Australian Native Finger Limes and Speckled Finger Lime Curd

4 Apr

After much resisting, Louise from Garden Glut‘s boasting about her finger lime tree just made me too jealous. In a moment of weakness I ordered a tree of my own, and it arrived from Daley’s (in Kyogle) yesterday.

It is beautifully structured and incredibly spiky. Might have to position it strategically to stop Little D from climbing the retaining wall towards the street.

If you have never encountered a finger lime, you are in for a treat. They are an Australian native citrus with a flesh that resembles caviar – tiny little balls of limey deliciousness. You cut them in half and squeeze out the flesh – great in salad dressings because you get little surprise bursts of acidity with an amazing texture.

They also come in a great range of colours – from clear  through to light green, dark green, pale and dark pink. The flavour varies too from quite sweet to very acidic like a normal lime.

I had 2 finger limes in the fridge (a gift from a friend) and a handful of beautiful tahitian limes from my next door neighbour that I wanted to use.

The finger limes were dark-skinned and vivid pink in the flesh. The limes were large and juicy – freshly picked from the tree. I thought they all deserved to be used in a special way.

So I planned a lime curd – a special one with little pink speckles.
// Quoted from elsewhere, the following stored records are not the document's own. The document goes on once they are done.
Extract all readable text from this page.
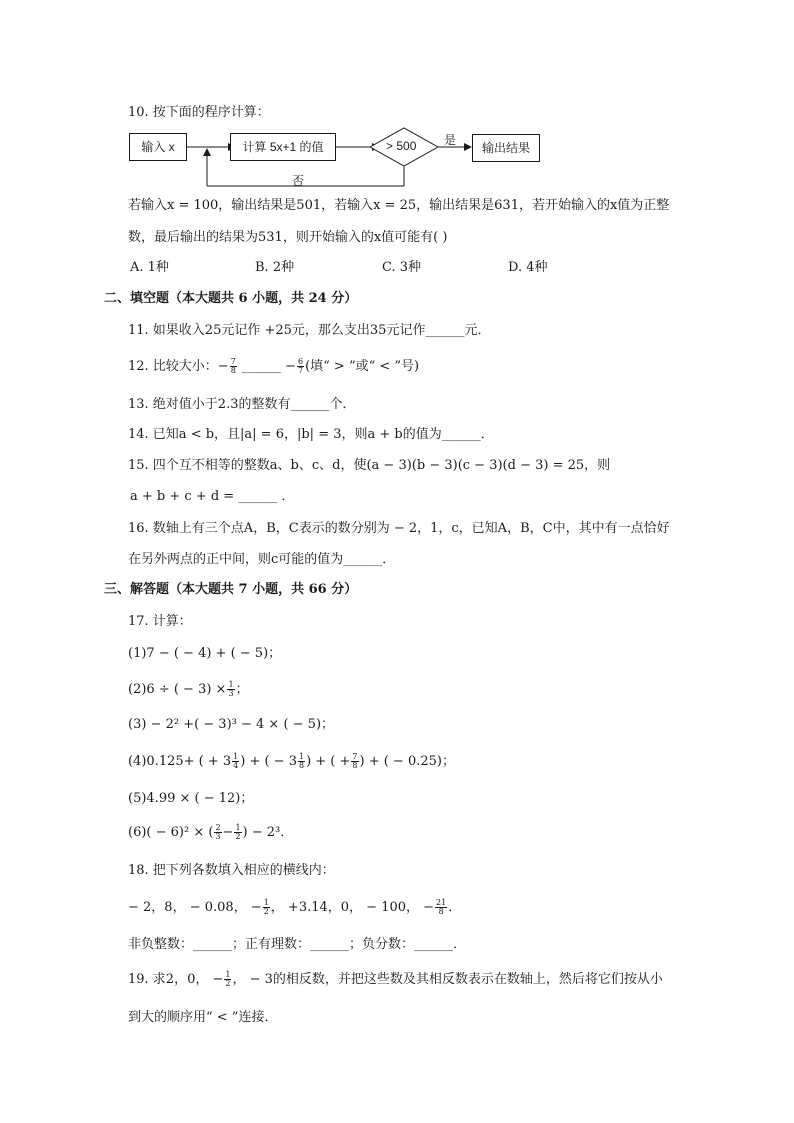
10. 按下面的程序计算：
输入 x	计算 5x+1 的值	> 500 是
输出结果
否
若输入x = 100，输出结果是501，若输入x = 25，输出结果是631，若开始输入的x值为正整
数，最后输出的结果为531，则开始输入的x值可能有( )
A. 1种	B. 2种	C. 3种	D. 4种
二、填空题（本大题共 6 小题，共 24 分）
11. 如果收入25元记作 +25元，那么支出35元记作______元．
12. 比较大小：− $\frac{7}{8}$ ______ − $\frac{6}{7}$ (填“ > ”或“ < ”号)
13. 绝对值小于2.3的整数有______个．
14. 已知a < b，且|a| = 6，|b| = 3，则a + b的值为______．
15. 四个互不相等的整数a、b、c、d，使(a − 3)(b − 3)(c − 3)(d − 3) = 25，则
a + b + c + d = ______ ．
16. 数轴上有三个点A，B，C表示的数分别为 − 2，1，c，已知A，B，C中，其中有一点恰好
在另外两点的正中间，则c可能的值为______．
三、解答题（本大题共 7 小题，共 66 分）
17. 计算：
(1)7 − ( − 4) + ( − 5)；
(2)6 ÷ ( − $3) \times \frac{1}{3}$ ；
(3) − 2² +( − 3)³ − 4 × ( − 5)；
(4)0.125+ ( + $3 \frac{1}{4}$ ) + ( − $3 \frac{1}{8}$ ) + ( + $\frac{7}{8}$ ) + ( − 0.25)；
(5)4.99 × ( − 12)；
(6)( − 6)² × ( $\frac{2}{3} - \frac{1}{2}$ ) − 2³．
18. 把下列各数填入相应的横线内：
− 2，8， − 0.08， − $\frac{1}{2}$ ， +3.14，0， − 100， − $\frac{21}{8}$ ．
非负整数：______；正有理数：______；负分数：______．
19. 求2，0， − $\frac{1}{2}$ ， − 3的相反数，并把这些数及其相反数表示在数轴上，然后将它们按从小
到大的顺序用“ < ”连接．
Very decorative and appropriate for Easter I thought.

I based the recipe on this one from

I added half the finger lime flesh before it thickened, then reserved the remainder until it was finished – concerned that I’d overcook and curdle the mix, then need to strain it to salvage the situation. It was fine in the end – induction cooking is incredibly good for fine control at low temperatures.

I agonised about the level of thickness. Recipes use useless descriptions such as ‘so it coats the back of a spoon’. What does that mean? I wanted a thick curd, but I knew it would thicken further when cooled. In the end I let it thicken to the point that it wasn’t quite thick enough for my liking, but passable if it didn’t get any thicker. Whenever I stirred it vigorously it stuck to the sides of the pan without running back down on its own.
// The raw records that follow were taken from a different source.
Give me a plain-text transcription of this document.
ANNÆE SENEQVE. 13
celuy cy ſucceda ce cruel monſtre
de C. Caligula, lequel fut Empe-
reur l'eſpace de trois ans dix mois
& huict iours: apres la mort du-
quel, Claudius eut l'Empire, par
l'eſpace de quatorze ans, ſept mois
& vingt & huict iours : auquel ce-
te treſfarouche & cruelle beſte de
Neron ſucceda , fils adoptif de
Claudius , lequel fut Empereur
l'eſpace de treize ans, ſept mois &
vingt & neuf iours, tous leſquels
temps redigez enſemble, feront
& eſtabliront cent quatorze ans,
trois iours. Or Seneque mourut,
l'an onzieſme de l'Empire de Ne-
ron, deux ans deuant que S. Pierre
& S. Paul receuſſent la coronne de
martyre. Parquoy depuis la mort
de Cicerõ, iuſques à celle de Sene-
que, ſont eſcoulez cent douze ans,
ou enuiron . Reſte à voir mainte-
The finished product was quite pretty in the jars – I gave a jar to my neighbour who supplied the limes and I have another for my friend who gave me the finger limes.

I planned to water bath preserve the curd at the end so I could store it in the cupboard, but I chickened out, concerned that the eggs would overcook and go lumpy in the jars. Maybe some things are just better stored in the fridge.
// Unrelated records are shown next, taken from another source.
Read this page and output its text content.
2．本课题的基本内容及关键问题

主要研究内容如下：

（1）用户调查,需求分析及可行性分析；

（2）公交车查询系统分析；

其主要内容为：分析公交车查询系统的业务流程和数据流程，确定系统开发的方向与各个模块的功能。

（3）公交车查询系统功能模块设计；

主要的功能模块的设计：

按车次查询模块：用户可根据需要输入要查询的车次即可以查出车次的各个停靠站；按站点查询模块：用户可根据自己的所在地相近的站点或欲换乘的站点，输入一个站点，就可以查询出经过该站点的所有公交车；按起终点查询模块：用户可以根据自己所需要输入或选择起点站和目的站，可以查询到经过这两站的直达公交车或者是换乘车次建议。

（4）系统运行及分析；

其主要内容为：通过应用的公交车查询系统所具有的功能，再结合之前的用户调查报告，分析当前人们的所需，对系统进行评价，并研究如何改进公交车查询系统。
12 Responses to “Australian Native Finger Limes and Speckled Finger Lime Curd”

  1. Karen April 4, 2012 at 10:09 am #

    It is so interesting to learn about different ingredients only available in certain countries. I’m so happy that you have a photo to compare it to a persian lime….so different in size and color.

    • L from 500m2 in Sydney April 4, 2012 at 10:23 am #

      They are very different, aren’t they? And a lot of variety too – these ones had only one seed per fruit, but others are very seedy and the variation in colour and flavour is remarkable. I think that finger limes have the potential to become a real ‘food trend’.

      • Karen April 4, 2012 at 10:29 am #

        I think you are right.

  2. Liz April 4, 2012 at 1:58 pm #

    It looks great – I have never eaten a finger lime but I do have a tree (well small shrub currently) so I am hopeful of some in the future. Very jealous of Louise’s flowers though…

    • L from 500m2 in Sydney April 4, 2012 at 8:24 pm #

      The fact that mine is the same variety as hers and growing in the same city gives me hope that it is possible for me too. Fingers crossed!

      I hope you have luck with yours soon – how long have you had the tree/shrub?

  3. Barbara Good April 4, 2012 at 10:06 pm #

    Looks delicious L, wish I could taste it. I’m going to be looking out for finger limes now too.

  4. Frogdancer April 5, 2012 at 6:49 am #

    Tried to comment yesterday and it wouldn’t let me. I love the pink speckles in this. very cool.

  5. susanreid April 5, 2012 at 11:13 am #

    Thanks for this recipe. My husband loves these trees and has about half a dozen of different varieties ( also from Daleys), but i never know what to do with them. So thanks for the tip.

    • L from 500m2 in Sydney April 10, 2012 at 9:47 pm #

      No worries Susan. I’m no expert myself, but I’m looking forward to using them in a variety of ways. Primarily salad dressings.

  6. Louise July 22, 2012 at 7:35 pm #

    Sorry for the delay in commenting. I think you posted this just when I started my overseas work placement and couldn’t view blogs from China…

    YAY! Finger limes. It is a nice plant.

    I must actually blog again about mu Finger limes. While I had a flush of flowers the fruit doesn’t seem to have developed at all since the last post.

    Has yours flowered yet? And are your fruit developing?

    • L from 500m2 in Sydney July 23, 2012 at 10:32 pm #

      I really need to re-pot mine. I bought a particularly bad batch of potting mix and the tree isn’t thriving.